Since the paper was published, more ‘old-continent’ jurisdictions have adopted collective claim procedures. DLA Piper’s article Global Realm of Securities Class Actions, with thanks to The 10b-5 Daily, highlights some of these procedures in its discussion of “the evolution of the class action device for securities claims in foreign jurisdictions.”

(Also of interest in a wider context is Prof. Samuel P. Baumgartner’s paper How Well Do U.S. Judgments Fare in Europe?, published just a few weeks after Pinna’s paper.)

Collective redress, four events (well, five)

October 20th, 2008

In the next few weeks four events will take place, so there’s three dates for your diary. The fifth one has already taken place on the 8th of October, a programme in King & Spalding LLP’s University e-Learn Series, entitled The Globalization of U.S. Securities Class Actions and U.S. Securities Law Enforcement (details). The handout (62 slides) is still available online.

Looking forward then, the 14th annual Bernstein Litowitz Berger & Grossmann LLP sponsored Forum for Institutional Investors is on next week in New York, 23-24 October. This year’s theme is Protecting Shareholder Value, The Credit Crisis and Beyond. (programme)

Next up is the ERA’s Collective Redress, Towards a system of class actions in Europe? (ERA is short for Europäische Rechtsakademie, Academy of European Law based in Trier and Brussels.) This event takes place in Florence, 30-31 October, under the patronage of the Ordine degli Avvocati di Firenze and the University of Florence. ERA itself is supported by the European Union. (programme, register) The programme takes a very European approach, first setting the scene by way of comparative analysis between the US and Europe,
then discussing several national systems - England, the Netherlands, Germany among them - before
concluding with ‘Expectations for a collective redress mechanism at EU-level’, the latter being presented by
representatives of the European Commission (Dirk Staudenmayer) and European Parliament (Diana Wallis MEP).
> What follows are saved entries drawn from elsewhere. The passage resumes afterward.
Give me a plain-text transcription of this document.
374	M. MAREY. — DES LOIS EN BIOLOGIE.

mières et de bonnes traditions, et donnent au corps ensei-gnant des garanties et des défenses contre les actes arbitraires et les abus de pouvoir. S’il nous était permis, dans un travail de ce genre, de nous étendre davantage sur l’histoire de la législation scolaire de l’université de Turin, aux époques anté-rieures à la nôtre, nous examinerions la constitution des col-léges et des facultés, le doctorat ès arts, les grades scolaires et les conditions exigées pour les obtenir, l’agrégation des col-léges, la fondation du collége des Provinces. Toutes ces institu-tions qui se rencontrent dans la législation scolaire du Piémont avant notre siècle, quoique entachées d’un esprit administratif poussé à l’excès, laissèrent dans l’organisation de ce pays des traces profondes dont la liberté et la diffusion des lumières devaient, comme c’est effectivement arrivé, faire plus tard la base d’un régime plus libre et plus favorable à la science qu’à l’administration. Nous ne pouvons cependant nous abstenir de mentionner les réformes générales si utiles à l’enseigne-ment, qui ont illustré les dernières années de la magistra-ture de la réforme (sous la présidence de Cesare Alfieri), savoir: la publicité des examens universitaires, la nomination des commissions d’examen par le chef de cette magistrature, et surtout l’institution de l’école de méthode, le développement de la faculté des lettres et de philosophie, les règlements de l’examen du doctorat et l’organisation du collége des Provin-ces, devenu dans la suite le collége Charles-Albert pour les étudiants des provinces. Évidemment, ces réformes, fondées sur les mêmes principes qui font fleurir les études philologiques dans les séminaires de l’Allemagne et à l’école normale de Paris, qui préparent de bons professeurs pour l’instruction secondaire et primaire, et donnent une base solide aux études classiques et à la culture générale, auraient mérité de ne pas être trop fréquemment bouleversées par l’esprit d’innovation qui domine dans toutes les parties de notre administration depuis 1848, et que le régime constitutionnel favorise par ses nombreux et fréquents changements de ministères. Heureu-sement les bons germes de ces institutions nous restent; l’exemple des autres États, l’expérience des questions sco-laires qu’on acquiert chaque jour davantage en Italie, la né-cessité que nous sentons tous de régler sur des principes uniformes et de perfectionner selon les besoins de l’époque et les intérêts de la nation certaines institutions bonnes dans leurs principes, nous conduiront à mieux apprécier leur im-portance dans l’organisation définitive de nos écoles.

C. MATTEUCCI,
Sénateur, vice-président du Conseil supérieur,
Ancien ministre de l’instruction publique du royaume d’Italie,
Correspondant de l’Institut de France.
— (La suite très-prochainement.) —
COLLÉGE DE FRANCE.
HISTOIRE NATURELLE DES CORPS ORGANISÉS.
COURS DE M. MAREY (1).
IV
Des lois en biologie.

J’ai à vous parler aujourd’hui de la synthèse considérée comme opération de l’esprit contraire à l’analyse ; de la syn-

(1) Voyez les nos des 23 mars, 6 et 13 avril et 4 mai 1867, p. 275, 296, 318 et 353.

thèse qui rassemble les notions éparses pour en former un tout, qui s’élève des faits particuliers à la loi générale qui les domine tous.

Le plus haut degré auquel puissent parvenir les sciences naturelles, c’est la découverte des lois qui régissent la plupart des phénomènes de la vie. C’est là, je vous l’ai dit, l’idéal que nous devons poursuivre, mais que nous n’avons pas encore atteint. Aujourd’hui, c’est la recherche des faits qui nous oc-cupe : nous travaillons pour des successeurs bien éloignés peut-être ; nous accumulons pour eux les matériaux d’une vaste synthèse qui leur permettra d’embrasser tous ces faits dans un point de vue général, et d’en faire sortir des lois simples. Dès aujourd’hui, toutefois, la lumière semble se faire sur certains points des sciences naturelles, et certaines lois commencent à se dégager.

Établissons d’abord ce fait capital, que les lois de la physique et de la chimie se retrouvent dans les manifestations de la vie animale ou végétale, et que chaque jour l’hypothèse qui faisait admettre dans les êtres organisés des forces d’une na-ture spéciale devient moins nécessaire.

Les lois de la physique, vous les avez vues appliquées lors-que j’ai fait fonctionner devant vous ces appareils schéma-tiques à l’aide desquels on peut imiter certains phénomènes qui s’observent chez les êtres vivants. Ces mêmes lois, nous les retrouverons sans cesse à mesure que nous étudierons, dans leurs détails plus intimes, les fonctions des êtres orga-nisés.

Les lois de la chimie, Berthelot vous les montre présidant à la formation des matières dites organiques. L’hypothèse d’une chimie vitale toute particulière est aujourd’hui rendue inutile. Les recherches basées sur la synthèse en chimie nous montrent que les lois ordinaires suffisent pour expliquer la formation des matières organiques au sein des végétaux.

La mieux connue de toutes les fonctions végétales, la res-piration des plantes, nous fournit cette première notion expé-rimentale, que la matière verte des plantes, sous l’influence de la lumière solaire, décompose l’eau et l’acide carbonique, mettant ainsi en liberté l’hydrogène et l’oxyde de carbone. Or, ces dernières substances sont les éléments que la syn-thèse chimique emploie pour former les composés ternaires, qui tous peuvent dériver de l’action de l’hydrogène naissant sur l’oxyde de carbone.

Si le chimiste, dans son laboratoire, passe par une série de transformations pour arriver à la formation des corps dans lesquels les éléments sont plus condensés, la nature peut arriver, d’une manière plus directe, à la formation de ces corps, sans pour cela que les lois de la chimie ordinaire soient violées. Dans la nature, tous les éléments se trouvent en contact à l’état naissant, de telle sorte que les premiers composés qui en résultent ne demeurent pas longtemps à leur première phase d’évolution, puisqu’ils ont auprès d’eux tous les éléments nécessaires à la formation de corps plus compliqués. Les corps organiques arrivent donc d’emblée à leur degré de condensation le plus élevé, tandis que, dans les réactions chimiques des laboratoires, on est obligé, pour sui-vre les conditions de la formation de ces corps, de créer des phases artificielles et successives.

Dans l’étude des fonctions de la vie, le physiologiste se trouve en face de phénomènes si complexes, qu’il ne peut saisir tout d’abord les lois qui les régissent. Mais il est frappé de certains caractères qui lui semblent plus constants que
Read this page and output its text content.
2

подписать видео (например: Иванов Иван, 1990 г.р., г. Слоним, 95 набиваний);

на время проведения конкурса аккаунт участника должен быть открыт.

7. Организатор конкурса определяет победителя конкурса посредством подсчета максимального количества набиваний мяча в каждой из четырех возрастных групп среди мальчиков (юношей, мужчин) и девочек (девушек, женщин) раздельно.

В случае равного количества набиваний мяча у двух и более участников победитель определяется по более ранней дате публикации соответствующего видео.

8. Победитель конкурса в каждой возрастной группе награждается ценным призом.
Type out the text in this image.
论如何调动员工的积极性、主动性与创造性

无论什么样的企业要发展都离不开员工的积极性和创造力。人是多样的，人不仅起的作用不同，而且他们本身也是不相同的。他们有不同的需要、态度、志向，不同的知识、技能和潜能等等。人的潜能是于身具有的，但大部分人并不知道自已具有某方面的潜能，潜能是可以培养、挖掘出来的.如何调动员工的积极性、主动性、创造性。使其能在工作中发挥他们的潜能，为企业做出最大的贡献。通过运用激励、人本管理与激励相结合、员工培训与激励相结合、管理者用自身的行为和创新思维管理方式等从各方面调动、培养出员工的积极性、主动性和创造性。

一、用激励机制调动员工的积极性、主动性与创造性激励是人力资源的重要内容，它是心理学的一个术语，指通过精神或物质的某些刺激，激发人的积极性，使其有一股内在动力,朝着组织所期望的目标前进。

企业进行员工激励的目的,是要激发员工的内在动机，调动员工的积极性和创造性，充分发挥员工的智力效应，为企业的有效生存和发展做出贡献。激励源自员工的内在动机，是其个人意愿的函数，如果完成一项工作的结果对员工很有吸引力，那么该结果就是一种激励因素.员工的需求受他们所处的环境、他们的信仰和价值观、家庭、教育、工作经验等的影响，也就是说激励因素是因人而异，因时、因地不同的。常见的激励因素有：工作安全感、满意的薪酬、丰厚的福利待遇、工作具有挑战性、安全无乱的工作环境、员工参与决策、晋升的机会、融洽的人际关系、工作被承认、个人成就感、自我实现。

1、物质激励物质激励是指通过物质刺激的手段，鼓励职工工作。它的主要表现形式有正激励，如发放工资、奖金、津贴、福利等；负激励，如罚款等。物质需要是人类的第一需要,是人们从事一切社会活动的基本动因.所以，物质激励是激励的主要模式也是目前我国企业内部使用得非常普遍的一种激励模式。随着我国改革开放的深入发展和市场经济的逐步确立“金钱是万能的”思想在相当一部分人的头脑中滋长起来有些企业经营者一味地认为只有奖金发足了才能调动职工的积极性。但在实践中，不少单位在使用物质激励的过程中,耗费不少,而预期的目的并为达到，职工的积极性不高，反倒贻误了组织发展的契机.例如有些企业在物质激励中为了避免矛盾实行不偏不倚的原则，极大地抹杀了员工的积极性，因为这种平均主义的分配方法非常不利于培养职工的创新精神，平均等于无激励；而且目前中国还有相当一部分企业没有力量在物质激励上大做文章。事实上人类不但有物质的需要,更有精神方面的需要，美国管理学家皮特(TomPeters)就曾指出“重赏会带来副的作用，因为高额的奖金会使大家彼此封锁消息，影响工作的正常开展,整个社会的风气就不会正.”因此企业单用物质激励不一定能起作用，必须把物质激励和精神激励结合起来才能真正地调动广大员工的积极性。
Next month the American Bar Association hosts two events of note on the same day, 7 November, with thanks to ClassActionBlawg.com for the notice. And not only the same day, the most interesting discussions are even held the same time at 4pm and on the same topic!

That topic is Class Actions Sans Frontières as one panel is called, or about ‘actions brought in the US and Europe on behalf of purported worldwide classes’ according to the details of the other. Panelists in New York include Lynda J. Grant of Cohen Milstein Hausfeld & Toll PLLC (based in New York) and in Miami Gerard J. Meijer of NautaDutilh NV (Rotterdam) and Peter J. Rees of Debevoise & Plimpton LLP (London). Also note Miami’s 2pm litigation funding panel which will ‘examine… new techniques for funding major litigation and debate their practical as well as ethical impact.’